Assessing quality of your RNAseq assembly

Overview

Exercises: 45 min
Questions
  • How do I check the quality of my assembly?
Objectives
  • Run busco on the de-novo and genome-guided assembly
  • Understand the output

Prerequisites

For this exercise you need to be logged in to Uppmax.

Setup the folder structure:

source ~/git/GAAS/profiles/activate_rackham_env
export data=/proj/g2019006/nobackup/$USER/data
export RNAseq_assembly_path=/proj/g2019006/nobackup/$USER/RNAseq_assembly

Assessing the quality using busco

There are different ways of assessing the quality of your assembly, you will find some of them here.

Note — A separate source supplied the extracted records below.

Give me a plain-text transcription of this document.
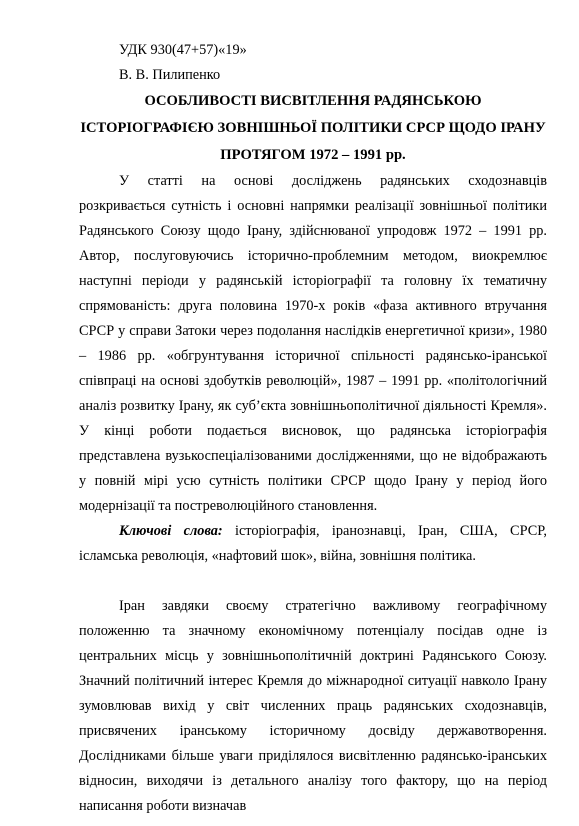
УДК 930(47+57)«19»

В. В. Пилипенко

ОСОБЛИВОСТІ ВИСВІТЛЕННЯ РАДЯНСЬКОЮ
ІСТОРІОГРАФІЄЮ ЗОВНІШНЬОЇ ПОЛІТИКИ СРСР ЩОДО ІРАНУ
ПРОТЯГОМ 1972 – 1991 рр.

У статті на основі досліджень радянських сходознавців розкривається сутність і основні напрямки реалізації зовнішньої політики Радянського Союзу щодо Ірану, здійснюваної упродовж 1972 – 1991 рр. Автор, послуговуючись історично-проблемним методом, виокремлює наступні періоди у радянській історіографії та головну їх тематичну спрямованість: друга половина 1970-х років «фаза активного втручання СРСР у справи Затоки через подолання наслідків енергетичної кризи», 1980 – 1986 рр. «обгрунтування історичної спільності радянсько-іранської співпраці на основі здобутків революцій», 1987 – 1991 рр. «політологічний аналіз розвитку Ірану, як суб’єкта зовнішньополітичної діяльності Кремля». У кінці роботи подається висновок, що радянська історіографія представлена вузькоспеціалізованими дослідженнями, що не відображають у повній мірі усю сутність політики СРСР щодо Ірану у період його модернізації та постреволюційного становлення.

Ключові слова: історіографія, іранознавці, Іран, США, СРСР, ісламська революція, «нафтовий шок», війна, зовнішня політика.

Іран завдяки своєму стратегічно важливому географічному положенню та значному економічному потенціалу посідав одне із центральних місць у зовнішньополітичній доктрині Радянського Союзу. Значний політичний інтерес Кремля до міжнародної ситуації навколо Ірану зумовлював вихід у світ численних праць радянських сходознавців, присвячених іранському історичному досвіду державотворення. Дослідниками більше уваги приділялося висвітленню радянсько-іранських відносин, виходячи із детального аналізу того фактору, що на період написання роботи визначав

We will run busco to check the the quality of the assembly. BUSCO provides measures for quantitative assessment of genome assembly, gene set, and transcriptome completeness (what we are going to do here). Genes that make up the BUSCO sets for each major lineage are selected from orthologous groups with genes present as single-copy orthologs in at least 90% of the species in the chosen branch of tree of life.

For the trinity results :

cd $RNAseq_assembly_path

mkdir assembly_assessment

cd assembly_assessment

module load BUSCO/3.0.2b
source $BUSCO_SETUP

run_BUSCO.py -i $data/RNAseq/trinity/Trinity.fasta -o busco_trinity -l $BUSCO_LINEAGE_SETS/arthropoda_odb9 -m tran -c 5

Busco will take 30 min to run so you can check the results in $data/RNAseq/busco_trinity

For the guided assembly results:

You need first to extract the transcript sequences from the gtf transcript file :

ln -s $data/genome/genome.fa
gff3_sp_extract_sequences.pl --cdna -g $RNAseq_assembly_path/guided_assembly/stringtie/transcripts.gtf -f genome.fa -o $RNAseq_assembly_path/guided_assembly/stringtie/transcripts_stringtie.fa

Then you can run busco again :

run_BUSCO.py -i $RNAseq_assembly_path/guided_assembly/stringtie/transcripts_stringtie.fa -o busco_stringtie -l $BUSCO_LINEAGE_SETS/arthropoda_odb9 -m tran -c 5

:question:Compare the two busco, what do you think happened for stringtie?

:key: Click to see the solution . We only used the chromosome 4 of the Drosophila as genome to do the assembly with stringtie while Trinity is not mapped to any chromosome and so contain all the transcripts for the complete genome. BUSCO compares a set of genes of a complete genome and not only a part of it. It makes no sense to use BUSCO on only 1 chromosome of a genome! :) :bulb:Also if you notice there are many duplicates in the BUSCO results, In this case it is due to the fact that all isoforms have been kept so each isoform is consider as 1 gene. You need to select one of them (like the longest for instance with the script gff3_sp_keep_longest_isoform.pl or the one you prefer) and you will have a more accurate results of BUSCO.

What’s next?

Now you are ready use the results of your De-novo assembly and guided assembly to do the genome annotation.

For the de-novo assembly you can use the Trinity.fasta file obtained. For the genome-guided assembly you can either use the Stringtie results transcripts.gtf but you will often need to reformat it into a gff file. If you have not done it please do :

gxf_to_gff3.pl -g $RNAseq_assembly_path/guided_assembly/stringtie/transcripts.gtf -o $RNAseq_assembly_path/guided_assembly/stringtie/transcript_stringtie.gff3

You are now ready to use the genome-guided assembly for your annotation.